反転学園~超教師級のダメ侍と超高校級のバカ達の物語~ 作:オゼル
作者の八つ橋うい郎さんには許可を取っています。
U社の事件が合ったその翌日
学園の体育館には小等部、中等部、高等部までの生徒と全教師が集まっていた
銀時「はぁ、何で今どき全体集会なんかやらなくちゃいけねえんだよ?」
そんな中、高等部2年Z組 担任の坂田銀時はため息交じりに突然の全体集会に愚痴を吐いた
千冬「私語は謹んだ方が良いぞ坂田先生、今日は学園長が生徒達に顔を見せるんだからな」
その横で高等部1年A組の担任、織斑千冬が銀時を注意する
銀時「てか、大丈夫なのか?絶対ラギの野郎暴走するぞ」
千冬「大丈夫だ、学園長はそこまで短気ではない」
銀時「だったら良いけどな」
そんな話を二人がしている間に全体集会が始まり学年主任の鉄人こと西村宗一が教壇の前に上がった
鉄人「さて、突然集会を開いた分けだが、今日は不祥事でこの学校を去った高等部校長、バ…ハタ校長の後任として外部からわざわざある方が赴任して下さった」
鉄人の言葉に若干、生徒達がざわめいた
鉄人「静かに、赴任した校長の紹介は我が学園の学園長に紹介していただく」
鉄人の“学園長”の言葉にざわめきはさらに大きくなった
明久「確か学園長って100歳を超えたおじいちゃんだったはずだよね?」
雄二「ああ、大丈夫なのか?そんな奴呼んで?」
鉄人が担当する2年A組の吉井明久と坂本雄二がそんな話をすると
鉄人「ではラギ学園長、後はお任せします」
鉄人が離れると、ラギがゆっくりと生徒達の前に姿を見せた
ラギ「おはよう生徒諸君」
雄二「なっ!?」
明久「あれが?学園長?」
大和「どう見ても100歳の爺さんに見えねえぞ?」
学園長を100歳を超えた老人と思っていた生徒達はラギの顔を見て驚いた
ラギ「私がこの学園の学園長でありこの学園の創設者でもあるナテル・ラギだ、私をはじめて見る生徒がほとんどだと思うが、私の姿を見て驚いた子もいるだろう」
唖然としている生徒達を尻目にラギは淡々と語り続ける
ラギ「さて、色々と聞きたい事はあると思うが、まずは新しい校長をお呼びしよう…それと喜べ、赴任する校長の本職はメイドだ」
ラギのその一言で体育館の中が静まり返りその直後、歓声(ほぼ男子)が響き渡り、一部の男子生徒と女子生徒はメイドが教師…しかも校長になるという奇妙な出来事に首を捻る。

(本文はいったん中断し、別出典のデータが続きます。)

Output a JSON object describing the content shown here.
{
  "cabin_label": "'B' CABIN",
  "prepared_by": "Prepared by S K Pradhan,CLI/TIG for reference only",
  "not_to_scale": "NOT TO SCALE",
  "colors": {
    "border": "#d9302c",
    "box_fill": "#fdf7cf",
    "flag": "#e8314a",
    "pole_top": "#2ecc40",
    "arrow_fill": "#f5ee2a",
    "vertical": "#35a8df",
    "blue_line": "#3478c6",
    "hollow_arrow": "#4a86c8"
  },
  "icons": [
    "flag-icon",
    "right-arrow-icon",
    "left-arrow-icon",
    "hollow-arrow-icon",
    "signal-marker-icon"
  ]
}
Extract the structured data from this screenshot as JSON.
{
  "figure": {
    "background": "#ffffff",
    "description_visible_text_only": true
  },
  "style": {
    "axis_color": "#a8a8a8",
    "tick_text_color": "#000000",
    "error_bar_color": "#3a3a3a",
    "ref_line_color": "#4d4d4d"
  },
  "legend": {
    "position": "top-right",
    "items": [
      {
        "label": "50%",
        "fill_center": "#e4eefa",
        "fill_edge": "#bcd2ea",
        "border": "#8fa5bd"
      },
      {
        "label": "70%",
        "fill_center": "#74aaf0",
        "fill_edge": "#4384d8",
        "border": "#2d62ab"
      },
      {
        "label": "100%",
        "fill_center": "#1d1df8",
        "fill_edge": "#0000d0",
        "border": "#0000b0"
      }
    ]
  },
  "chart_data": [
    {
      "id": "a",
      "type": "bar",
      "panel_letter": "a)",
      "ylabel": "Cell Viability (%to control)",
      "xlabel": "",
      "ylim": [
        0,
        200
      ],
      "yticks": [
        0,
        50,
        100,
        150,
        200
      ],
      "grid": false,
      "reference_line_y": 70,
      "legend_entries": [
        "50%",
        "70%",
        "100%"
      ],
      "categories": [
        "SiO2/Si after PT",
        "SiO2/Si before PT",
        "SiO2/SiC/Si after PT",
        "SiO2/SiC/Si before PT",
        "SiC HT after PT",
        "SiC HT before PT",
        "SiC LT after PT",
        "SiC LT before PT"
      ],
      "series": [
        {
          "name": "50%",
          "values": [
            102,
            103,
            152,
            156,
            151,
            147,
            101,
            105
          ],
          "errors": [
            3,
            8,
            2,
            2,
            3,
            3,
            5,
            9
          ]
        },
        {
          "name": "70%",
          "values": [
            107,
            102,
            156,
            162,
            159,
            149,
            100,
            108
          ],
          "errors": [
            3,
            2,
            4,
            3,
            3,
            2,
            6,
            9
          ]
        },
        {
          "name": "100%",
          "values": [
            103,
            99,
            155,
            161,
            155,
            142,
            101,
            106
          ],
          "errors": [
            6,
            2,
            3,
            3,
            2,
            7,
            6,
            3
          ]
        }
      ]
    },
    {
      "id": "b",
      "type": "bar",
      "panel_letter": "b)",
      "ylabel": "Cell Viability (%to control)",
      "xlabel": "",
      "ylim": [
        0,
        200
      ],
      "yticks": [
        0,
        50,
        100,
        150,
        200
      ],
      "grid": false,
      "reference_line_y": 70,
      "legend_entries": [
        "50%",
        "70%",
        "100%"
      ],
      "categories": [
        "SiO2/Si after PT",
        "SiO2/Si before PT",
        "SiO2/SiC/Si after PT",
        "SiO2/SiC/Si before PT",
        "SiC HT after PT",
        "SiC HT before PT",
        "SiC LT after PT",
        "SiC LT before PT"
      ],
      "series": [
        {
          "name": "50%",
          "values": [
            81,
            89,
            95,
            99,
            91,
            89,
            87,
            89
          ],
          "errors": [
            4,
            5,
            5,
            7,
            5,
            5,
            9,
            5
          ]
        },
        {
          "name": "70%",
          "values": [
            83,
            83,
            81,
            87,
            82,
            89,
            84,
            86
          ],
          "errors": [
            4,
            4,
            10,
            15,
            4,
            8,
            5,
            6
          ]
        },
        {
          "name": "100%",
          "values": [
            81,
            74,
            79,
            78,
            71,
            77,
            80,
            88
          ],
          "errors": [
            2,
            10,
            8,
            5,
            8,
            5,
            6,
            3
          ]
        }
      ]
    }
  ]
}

静まれ!、鉄人と他、教師達の一喝で静寂が戻った……が、生徒の目(男子)には欲望が渦巻きまくっていた
「それでは、先生どうぞ」
赴任校長が姿を現した時、先程よりは控えめな歓声が上がる。が、新任校長の全貌が明らかになった瞬間、生徒達が凍りついた。頭を飾るはフリルの着いたホワイトブリム、身に纏うはロングスカートが清楚さを感じさせるヴィクトリアン調メイド服。格好は紛うことなきメイドである。だが、その格好をしている者が問題なのだ。
顔の上半分をホワイトブリムと同化した仮面で覆い、大きな口の中にはサメの如く尖った純白の歯が。漆黒のマニキュアが塗られた両手の爪は鋭く尖り、無造作に伸ばされた腰まで届く髪は心なしか触手のように蠢いているように見える。それら全てを併せ持っているのは、筋骨隆々な体躯の“大男”
「初めましてだ諸君!!」
低く渋い、しかしよく通る声を轟かせ大男は、親指で自身を指し示して高々と名乗りを上げた。